Mobile user experience: Limitations and strengths

Constraints are what defines your design space.

“Mobile smartphones come with inherent constraints: small screen, short sessions, single window visible at one time, and variable connectivity. But some of their features also present unique opportunities. Mobile-design principles reflect these limitations and strengths.”

(Raluca Budiu ~ Nielsen Norman Group)

The future of UX research: Uncovering the true emotions of our users

Without facts based upon research you’ll end up with a lot of opinions.

“Truly understanding the feelings of our users has always been the dream of user experience researchers. Are they enjoying themselves? Are they frustrated? Are they genuinely interested and engaged? Understanding how a user truly feels in reaction to an experience can help us to optimize specific aspects of the experience to exude certain expressive states. We are entering a new age of insight that probes at the core of our users’ experience: studying their emotions.”

(Andrew Schall a.k.a. @andrewschall ~ User Experience 15.2)

UX in the era of Internet of Things

Any technology push gets the UX drift.

“The Internet of Things is accelerating rapidly, and bringing with it a wealth of opportunity. Though many focus on the data and technology needs of the Internet of Things – the sensors, data, and the storage, security, and analysis of that data – we’re already forgetting to think about the humans interacting with those technologies.”

(Ted McCarthy a.k.a. @thisrunson ~ ThoughtWorks)

When change is constant: A spiral UX design model

From left to right (process), top to bottom (organization). Now, it’s a circle for process and a network for organization.

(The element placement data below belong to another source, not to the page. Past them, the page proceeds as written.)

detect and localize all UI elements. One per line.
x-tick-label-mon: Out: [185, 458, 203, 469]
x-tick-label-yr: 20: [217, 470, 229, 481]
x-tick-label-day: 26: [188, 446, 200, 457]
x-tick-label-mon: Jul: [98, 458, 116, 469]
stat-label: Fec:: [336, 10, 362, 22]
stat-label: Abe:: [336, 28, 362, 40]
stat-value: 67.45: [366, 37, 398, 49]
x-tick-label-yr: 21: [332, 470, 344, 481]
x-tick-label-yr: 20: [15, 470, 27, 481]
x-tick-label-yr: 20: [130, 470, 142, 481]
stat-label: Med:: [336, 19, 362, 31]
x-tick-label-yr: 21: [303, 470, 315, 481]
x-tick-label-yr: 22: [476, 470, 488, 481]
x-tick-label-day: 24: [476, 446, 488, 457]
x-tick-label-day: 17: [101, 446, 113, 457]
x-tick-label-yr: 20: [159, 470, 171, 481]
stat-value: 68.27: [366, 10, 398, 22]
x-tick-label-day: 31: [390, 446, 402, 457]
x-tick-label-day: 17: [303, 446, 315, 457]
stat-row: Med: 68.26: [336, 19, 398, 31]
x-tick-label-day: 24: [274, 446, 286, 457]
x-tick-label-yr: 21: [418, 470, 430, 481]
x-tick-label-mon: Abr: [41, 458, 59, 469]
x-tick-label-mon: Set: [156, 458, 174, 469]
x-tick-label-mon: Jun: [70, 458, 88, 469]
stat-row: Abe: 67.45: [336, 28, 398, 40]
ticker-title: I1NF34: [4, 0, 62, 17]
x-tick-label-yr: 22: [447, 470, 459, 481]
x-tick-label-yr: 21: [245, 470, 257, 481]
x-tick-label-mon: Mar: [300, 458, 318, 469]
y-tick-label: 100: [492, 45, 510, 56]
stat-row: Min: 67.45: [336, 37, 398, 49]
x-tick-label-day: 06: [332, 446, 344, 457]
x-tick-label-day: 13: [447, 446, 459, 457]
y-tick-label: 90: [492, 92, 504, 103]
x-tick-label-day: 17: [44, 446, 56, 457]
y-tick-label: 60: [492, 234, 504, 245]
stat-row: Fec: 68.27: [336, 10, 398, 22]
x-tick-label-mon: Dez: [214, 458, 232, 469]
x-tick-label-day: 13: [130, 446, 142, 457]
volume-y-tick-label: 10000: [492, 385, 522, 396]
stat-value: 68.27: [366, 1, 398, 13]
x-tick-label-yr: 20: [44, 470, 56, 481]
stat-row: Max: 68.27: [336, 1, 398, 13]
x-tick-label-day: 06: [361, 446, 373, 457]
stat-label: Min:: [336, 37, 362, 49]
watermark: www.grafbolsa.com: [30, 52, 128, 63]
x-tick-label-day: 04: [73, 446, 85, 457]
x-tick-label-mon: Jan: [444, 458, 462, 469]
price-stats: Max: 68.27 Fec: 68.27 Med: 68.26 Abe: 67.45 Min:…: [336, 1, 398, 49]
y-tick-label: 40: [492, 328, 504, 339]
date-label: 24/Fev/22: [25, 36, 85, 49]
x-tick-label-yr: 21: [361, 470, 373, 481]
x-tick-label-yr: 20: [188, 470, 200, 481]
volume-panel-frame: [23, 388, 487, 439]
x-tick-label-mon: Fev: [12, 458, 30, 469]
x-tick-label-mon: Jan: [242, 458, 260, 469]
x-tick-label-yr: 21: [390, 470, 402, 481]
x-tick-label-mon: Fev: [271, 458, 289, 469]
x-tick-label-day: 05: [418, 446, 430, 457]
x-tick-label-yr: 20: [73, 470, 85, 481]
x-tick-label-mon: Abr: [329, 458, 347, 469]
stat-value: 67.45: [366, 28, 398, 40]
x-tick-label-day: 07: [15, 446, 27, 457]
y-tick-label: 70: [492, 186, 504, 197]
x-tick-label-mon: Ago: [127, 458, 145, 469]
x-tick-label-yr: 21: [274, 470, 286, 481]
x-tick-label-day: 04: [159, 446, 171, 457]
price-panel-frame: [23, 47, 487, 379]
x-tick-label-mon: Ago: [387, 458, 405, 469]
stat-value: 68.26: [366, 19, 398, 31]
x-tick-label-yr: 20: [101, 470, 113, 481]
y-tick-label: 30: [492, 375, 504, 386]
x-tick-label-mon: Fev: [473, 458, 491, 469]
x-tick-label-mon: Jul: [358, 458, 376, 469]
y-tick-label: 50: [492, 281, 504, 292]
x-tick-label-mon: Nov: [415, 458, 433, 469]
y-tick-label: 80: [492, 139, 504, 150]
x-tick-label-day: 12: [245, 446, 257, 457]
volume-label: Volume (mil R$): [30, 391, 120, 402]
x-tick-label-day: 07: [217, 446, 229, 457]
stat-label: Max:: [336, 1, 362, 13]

“The representation of an actual UX design process with a design model probably presents an overly simplified view of the process. However, the design model serves a descriptive function. Additionally, having an abstract representation of the design process in the form of a design model highlights the essential forces driving the process of UX design: simultaneous changes in the problem and solution spaces. In this article, I’ve proposed a possible adaptation of the spiral model for a UX design process. By incorporating continuous changes to our understanding of the problem space into a systematic investigation of the solution space, we can synchronize these self-reinforcing forces and generate high-quality UX designs. However, several important aspects of the UX design process require further discussion of empirical evidence and feedback – for instance, adapting this model to agile software development.”

(Hang Guo ~ UXmatters)

Five misconceptions about UX in video games

In the end, all design fields will have to deal with human experiences.

“User Experience is becoming very trendy albeit fairly new in the video game industry, so there are still a lot of misconceptions regarding what it is (and what it’s not). I will try to tackle these misconceptions and convince you – if need be – that UX is indeed your friend.”

(Celia Hodent ~ Brains, UX and Games)

Design’s role is to bridge context gaps: Andrew Hinton on making context understandable, smart devices, and programming literacy

Each time, IA is falling off the table when technology or design have the loudest mouth. But in the end, IA provides new meaning, truth, and value.

“Information architecture has always been a critical part of creating great products and services, and many would argue that, until now, it hasn’t been given the attention or respect it deserves. The need for thoughtful IA is increasing as we enter the multimodal world of IoT. Whether you call yourself an Information Architect or Designer, you need to care about context.”